Un’altra fonte racconta che tornò a Palazzo Ponziani per assistere il figlio malato di peste, ma dopo averlo guarito, lei stessa si ammalò e fu costretta a rimanervi per curarsi, morendovi dopo alcuni giorni.

La sua devozione, i conflitti col dimonio
Nella cappella dell’Angelo di S. Maria in Trastevere era soggetta ai rapimenti mistici durante la messa, dopo aver ricevuto la comunione. Perdeva il contatto con la realtà per lungo tempo.
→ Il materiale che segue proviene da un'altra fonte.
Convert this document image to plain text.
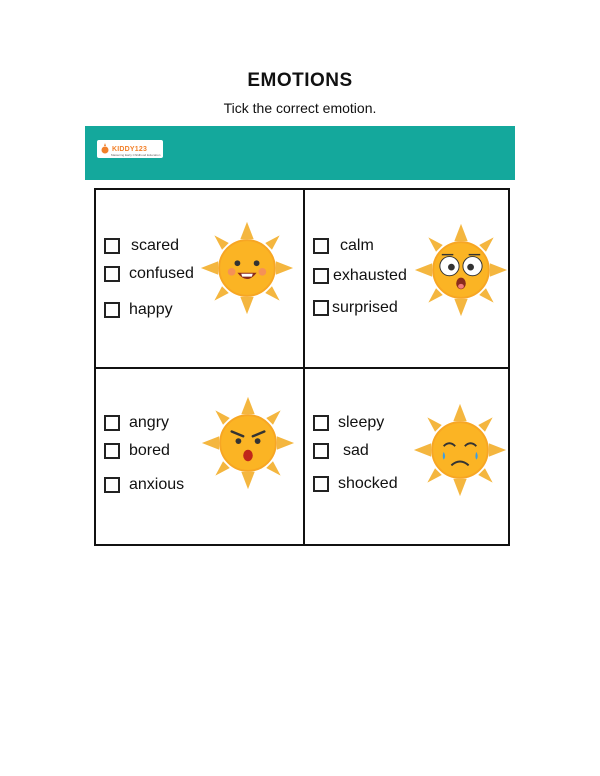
EMOTIONS
Tick the correct emotion.
KIDDY123
Mastering Early Childhood Education
scared
confused
happy
calm
exhausted
surprised
angry
bored
anxious
sleepy
sad
shocked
Restava muta e ferma, indifferente alle sollecitazioni fisiche, oppure cantava, danzava e predicava, discutendo di teologia. Nella sua cella era esposta alle aggressioni del maligno, che la perseguitava per sottrarla alla preghiera, con combattimenti che la lasciavano stremata.


L'impegno per l'unità della Chiesa
Intervenne anche su problemi decisivi della Chiesa del tempo, inviando messaggi a Eugenio IV, affinché durante la crisi di Basilea ritrovasse una comunione di intenti con i vescovi.


Le sue suppliche e preghiere nascevano dal timore che l’intransigenza del papa potesse creare ulteriori fratture nella Chiesa, provocando un nuovo scisma. Se Brigida di Svezia e Caterina da Siena erano state le profetesse di Avignone, Francesca Romana fu la profetessa del Concilio di Basilea.